A Father's Day Tribute to an Akhilleus of the Theropods
On this Father's Day, let us pay tribute to one of our local fathers: the Tom Turkey in the blackberry patch 100 yards north. He is a successful father: five hens and forty hatched chicks this year. But the chicks are now down to twenty: snakes, hawks, raccoons, coyotes, cats, dogs, cougars, Acura RSs, Cadillac Escalades.
He is doing his best. He has his feathers fully fluffed out and his tail fanned 24/7, as he stands guard, trying to convince all the snakes, hawks, raccoons, coyotes, cats, dogs, cougars, Acura RSs, Cadillac Escalades that come by that he is a ferocious 40-pound beaked-and-taloned killing machine rather than a 10-pound bird with hollow bones. He bluffs manfully... fowlfully... whatever.
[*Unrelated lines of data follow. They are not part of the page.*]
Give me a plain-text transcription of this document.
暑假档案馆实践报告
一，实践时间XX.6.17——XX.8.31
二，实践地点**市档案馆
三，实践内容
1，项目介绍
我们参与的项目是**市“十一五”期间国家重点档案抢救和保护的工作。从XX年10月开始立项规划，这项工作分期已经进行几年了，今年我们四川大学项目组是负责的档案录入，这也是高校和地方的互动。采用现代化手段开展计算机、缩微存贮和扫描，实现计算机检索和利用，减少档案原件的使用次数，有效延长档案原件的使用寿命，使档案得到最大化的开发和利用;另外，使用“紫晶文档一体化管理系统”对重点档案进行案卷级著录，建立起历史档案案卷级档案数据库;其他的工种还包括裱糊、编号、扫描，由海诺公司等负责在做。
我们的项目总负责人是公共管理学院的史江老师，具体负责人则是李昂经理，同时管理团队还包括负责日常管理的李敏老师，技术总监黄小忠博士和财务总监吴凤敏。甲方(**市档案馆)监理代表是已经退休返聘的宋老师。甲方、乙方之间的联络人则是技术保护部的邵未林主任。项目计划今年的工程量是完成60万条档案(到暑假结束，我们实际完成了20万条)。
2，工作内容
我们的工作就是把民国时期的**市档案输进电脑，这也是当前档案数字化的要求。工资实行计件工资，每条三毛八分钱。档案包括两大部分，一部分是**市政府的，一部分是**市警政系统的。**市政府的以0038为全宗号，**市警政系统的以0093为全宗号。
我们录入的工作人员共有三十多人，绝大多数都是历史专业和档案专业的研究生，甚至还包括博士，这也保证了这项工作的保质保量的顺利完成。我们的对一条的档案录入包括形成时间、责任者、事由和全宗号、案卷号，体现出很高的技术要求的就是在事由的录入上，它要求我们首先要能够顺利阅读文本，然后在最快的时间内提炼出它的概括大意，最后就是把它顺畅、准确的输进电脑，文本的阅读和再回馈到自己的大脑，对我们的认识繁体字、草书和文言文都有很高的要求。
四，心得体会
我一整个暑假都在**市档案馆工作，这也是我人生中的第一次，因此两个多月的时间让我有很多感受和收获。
But he cannot be everywhere. And when the wind comes whipping up the canyon the fact that most of his apparent volume is fluffed-up feathers means that he behaves less like a well-muscled carnivore and more like a parasail: to watch him display and threaten and then get blown helplessly across the road by a gust is very funny, in a sick way.
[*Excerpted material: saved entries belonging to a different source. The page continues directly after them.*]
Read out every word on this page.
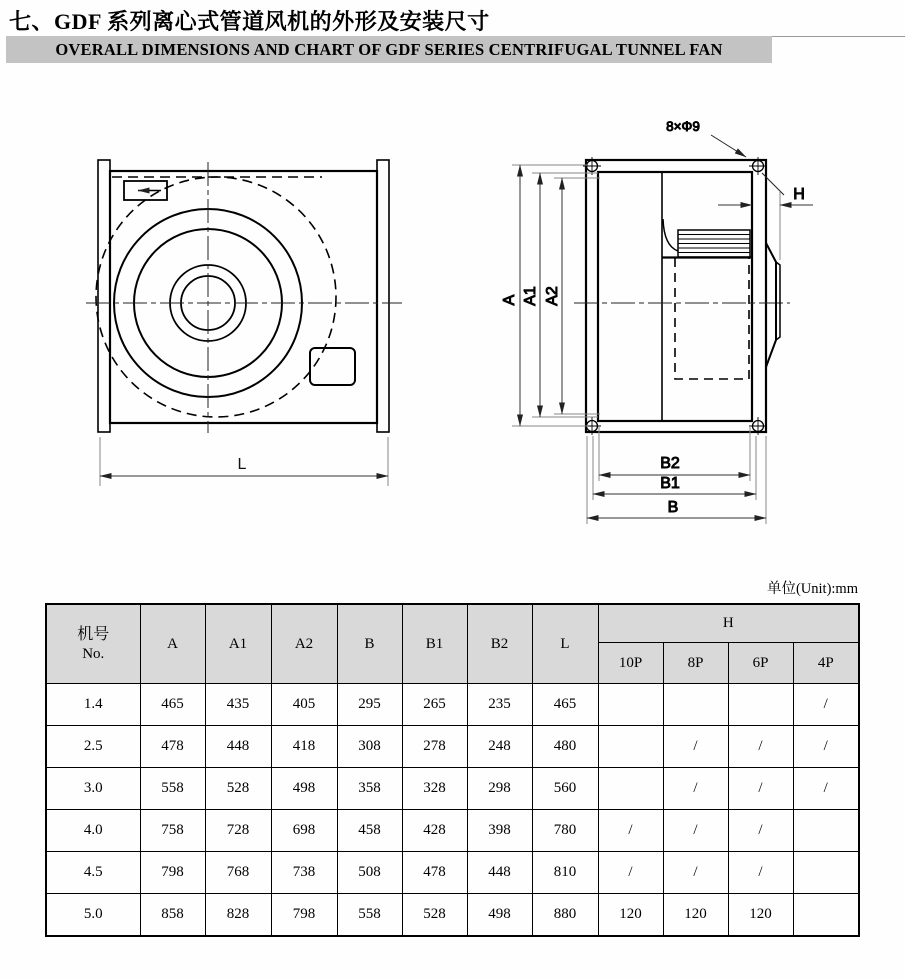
七、GDF 系列离心式管道风机的外形及安装尺寸
OVERALL DIMENSIONS AND CHART OF GDF SERIES CENTRIFUGAL TUNNEL FAN
L
8×Φ9
H
A A1 A2
B2
B1
B
单位(Unit):mm
机号
No.	A	A1	A2	B	B1	B2	L	H			
								10P	8P	6P	4P
1.4	465	435	405	295	265	235	465				/
2.5	478	448	418	308	278	248	480		/	/	/
3.0	558	528	498	358	328	298	560		/	/	/
4.0	758	728	698	458	428	398	780	/	/	/	
4.5	798	768	738	508	478	448	810	/	/	/	
5.0	858	828	798	558	528	498	880	120	120	120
Nevertheless, he tries to bluff every snake, hawk, raccoon, coyote, cat, dog, cougar, Acura RS, Cadillac Escalade that comes by in order to keep them away from the chicks. Sooner or later, however, his bluff will fail, and he will become the dinee. This will give extra time for the chicks to escape.
He is a veritable Akhilleus of the theropods.